Such a question raises a host of related issues. The question draws in actuaries, accountants, life insurance, savings, investments, security, fraud, risk, returns and firm defaults. An average 20-year-old today should, under reasonable actuarial expectations, live to 95. Most 20-year-olds with whom I talk assume they’ll live to 120. So the question implies a financial structure that should last 75 to 100 years. Looking over the past 75 to 100 years that covers two world wars and, since 1970, 1973 Oil Shock, 1982 Third World Debt Crises, 1987 Black Monday, 1988 Junk Bond Busts, 1990s Japanese Bubble, 1994 US Bond Crash, 1995 Mexican Crisis, 1997 Asian Crisis, 1998 Russian Crisis, 1998 Long Term Capital Management’s failure, 2000 Dotcom Crash, 2001 September 11 Disruption, 2002 Argentina Crisis, and, of course, more recent events.
When discussing Long Finance with the German ambassador to the UK, he pointed out to me that his grandfather, who started his pension in 1916, drew it down in the 1960’s after two world wars, the Weimar, etc., while many English and USA pensioners lived in poverty. His point being that financial structures are social constructs. Anglo-Saxon socio-financial constructs need a lot of work.
The recent Mansion House Accord encourages schemes to allocate 10% of assets to private markets by 2030, with 5% specifically in UK-based investments. This encouragement sits alongside scheme consolidation and a move to a value for money framework rather than a cost control framework. Progress will depend on having a steady supply of high-quality UK investment opportunities.
Most of this Accord discussion is airing some good thoughts, but the one frightening element is that the government’s Pension Schemes Bill includes a reserve power which would enable the government to set quantitative baseline targets for pension schemes to invest in a broader range of private assets, including in the UK. In many senses, restrictions on investment opportunities is mandation of a form, but here we’re moving from ‘passive mandation’ to ‘active mandation.
As Con Keating pointed out to me,
“Without good UK investment opportunities, mandation of UK investment is likely to produce poorer investment returns relative to the opportunities elsewhere – which rather defeats the purpose of privately funded pensions, i.e. reducing dependence on the state pension.”
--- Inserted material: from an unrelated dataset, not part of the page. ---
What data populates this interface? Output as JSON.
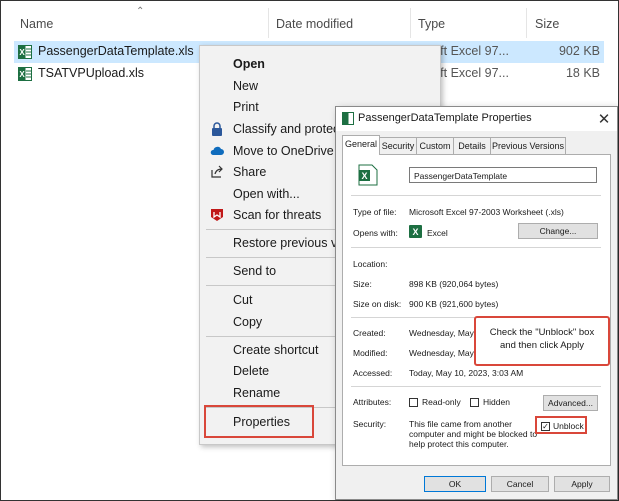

Own The World – Diversification
Alongside the politics of growth, there is the growth of portfolios. Our Anglo-Saxon models of risk-reduction are based on portfolio diversification. John von Neumann cursed that,
“Anyone who attempts to generate random numbers by deterministic means is, of course, living in a state of sin.”
Mark Twain’s contrarian, anti-portfolio saying (from Pudd’nhead Wilson) goes: “Behold, the fool saith,
‘Put not all thine eggs in the one basket’ – which is but a manner of saying, ‘Scatter your money and your attention’, but the wise man saith, ‘Put all your eggs in the one basket and – watch that basket.’”
But we disagree as a financial sector. We believe in diversification and the mathematics behind portfolios. We believe in portfolios over products. A precipice bond may actually be the right choice for an overly safe portfolio, paying off the mortgage first may be the right choice for an extreme risk taker. There are few actually bad products, just products not right for a portfolio.
Tax is at the heart of defined contribution and pensions. The social contract is that the state relieves you of early taxation to encourage you to save and grow your wealth, while you relieve the state of paying for your retirement. The most simple system would specify what are qualifying tax-free investments and let you go from there. Each year you would be assessed on your increase in qualified investments deducted from your income, or decrease added to your taxable income. Yet we don’t trust you to invest your money, so we add lots of complexity and controls, and restrict your diversification.
Were all things equal on a per capita basis, a low-risk UK investor should hold less than 1% in the UK based on population. Perhaps though we should look at the UK as about 3.25% of global GDP, so a bit over 3%. However, there are low local growth rates to contend with, perhaps leading to a bit less invested in the UK. Yet, there is also local knowledge, so a bit more invested in the UK. So over 3% certainly, but much less than 50%. In discussions last year with Chinese pension policy makers, they understand that their 7% investment overseas is too low and should be over 50% despite China’s size and relatively high growth rate.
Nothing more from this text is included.